This fall University of La Verne College of Law, in addition to its traditional courses, will now offer an academic program with an emphasis on computer game law, from a Professor also noted for the Objection!
series of 'serious games'.
The nation's first class on computer game law was taught in 2002 by University of La Verne College of Law Professor Ashley Lipson. This year, Lipson and his colleagues have created a comprehensive schedule of course offerings that include "Multimedia Law," "The Law of the Computer Games Industry" and "The Law of Cyberspace," along with classes in intellectual property and entertainment law.
Professor Lipson also developed the Objection!
software series, which simulates courtroom experiences with facts and questions covering all aspects of the trial examination process, including both direct and cross-examination. It is used by lawyers throughout the United States and other countries.

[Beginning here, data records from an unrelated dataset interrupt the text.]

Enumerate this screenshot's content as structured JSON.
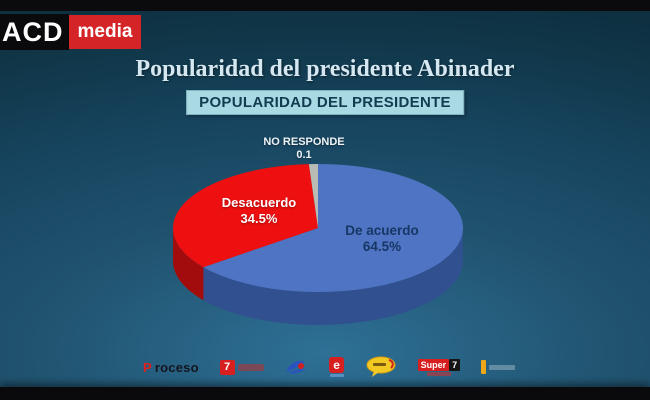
{
  "colors": {
    "brand_red": "#d42428",
    "title_text": "#d5e7f0",
    "subtitle_bg": "#a9dae3",
    "subtitle_text": "#143c50",
    "background_teal": "#174560"
  },
  "brand": {
    "acd": "ACD",
    "media": "media"
  },
  "header": {
    "title": "Popularidad del presidente Abinader",
    "subtitle": "POPULARIDAD DEL PRESIDENTE"
  },
  "chart_data": {
    "type": "pie",
    "style": "3d",
    "title": "POPULARIDAD DEL PRESIDENTE",
    "start_angle_deg": -90,
    "direction": "clockwise",
    "legend_position": "none",
    "slices": [
      {
        "label": "De acuerdo",
        "value": 64.5,
        "display": "64.5%",
        "color": "#4f74c4",
        "side_color": "#31508f",
        "label_color": "#173764"
      },
      {
        "label": "Desacuerdo",
        "value": 34.5,
        "display": "34.5%",
        "color": "#ee1010",
        "side_color": "#a30c0c",
        "label_color": "#ffffff"
      },
      {
        "label": "NO RESPONDE",
        "value": 0.1,
        "display": "0.1",
        "color": "#b9bcb4",
        "side_color": "#8f928b",
        "label_color": "#ffffff"
      }
    ]
  },
  "footer": {
    "logos": [
      {
        "name": "proceso",
        "initial": "P",
        "rest": "roceso"
      },
      {
        "name": "7dias",
        "text": "7"
      },
      {
        "name": "swoosh",
        "text": ""
      },
      {
        "name": "e-logo",
        "text": "e"
      },
      {
        "name": "bubble",
        "text": ""
      },
      {
        "name": "super7",
        "text_main": "Super",
        "text_box": "7"
      },
      {
        "name": "orange-mark",
        "text": ""
      }
    ]
  }
}
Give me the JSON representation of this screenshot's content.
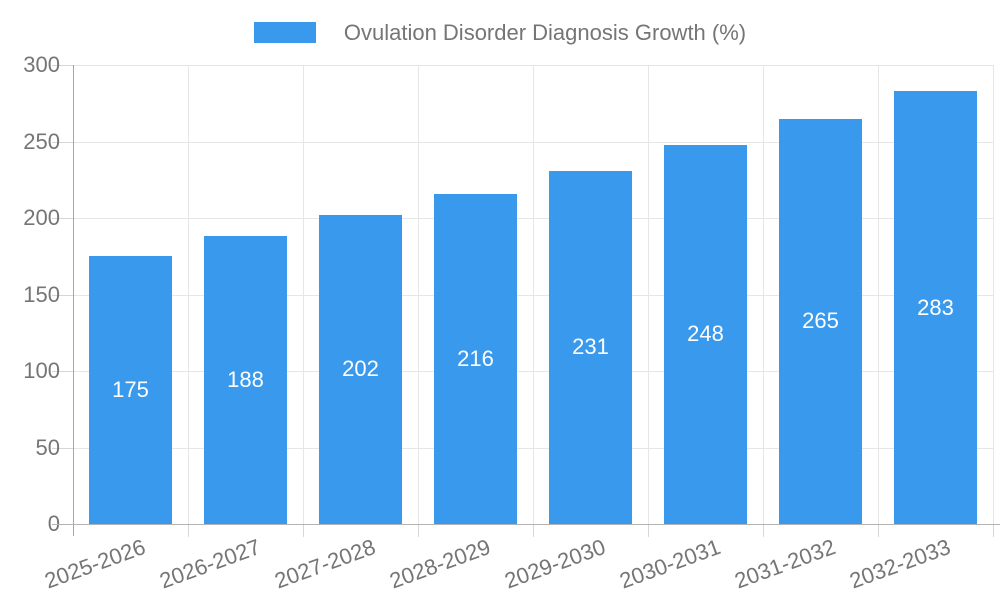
{
  "chart_data": {
    "type": "bar",
    "title": "Ovulation Disorder Diagnosis Growth (%)",
    "categories": [
      "2025-2026",
      "2026-2027",
      "2027-2028",
      "2028-2029",
      "2029-2030",
      "2030-2031",
      "2031-2032",
      "2032-2033"
    ],
    "values": [
      175,
      188,
      202,
      216,
      231,
      248,
      265,
      283
    ],
    "xlabel": "",
    "ylabel": "",
    "ylim": [
      0,
      300
    ],
    "ytick_step": 50,
    "yticks": [
      0,
      50,
      100,
      150,
      200,
      250,
      300
    ],
    "grid": "on",
    "legend_position": "top-center",
    "colors": {
      "bar": "#3899ed",
      "value_label": "#ffffff",
      "axis_text": "#757575",
      "grid": "#e6e6e6",
      "axis_line": "#a6a6a6",
      "tick": "#d6d6d6"
    }
  }
}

Lipson will also issue an initial edition of "Computer Game Law," the first academic casebook on the subject, exclusively to University of La Verne law school students. The casebook will cover a broad range of legal topics directly related to the computer game industry, including acquisition of game rights and ideas, intellectual property rights and licenses (copyrights, patents, trademarks, trade names, and trade dress and trade secrecy), marketing and distribution, industry and content regulation (adult content, pornography and violence) and property rights in virtual worlds.
Lipson is the author, creator and programmer of SivPro!
, the first set of combined computer games and tutorials targeted toward law students. The University of La Verne College of Law is the only campus in the country where law tutorial video game updates are tested by students before they are released to law firms, major universities, law schools, high schools, municipalities and prosecutorial agencies around the country.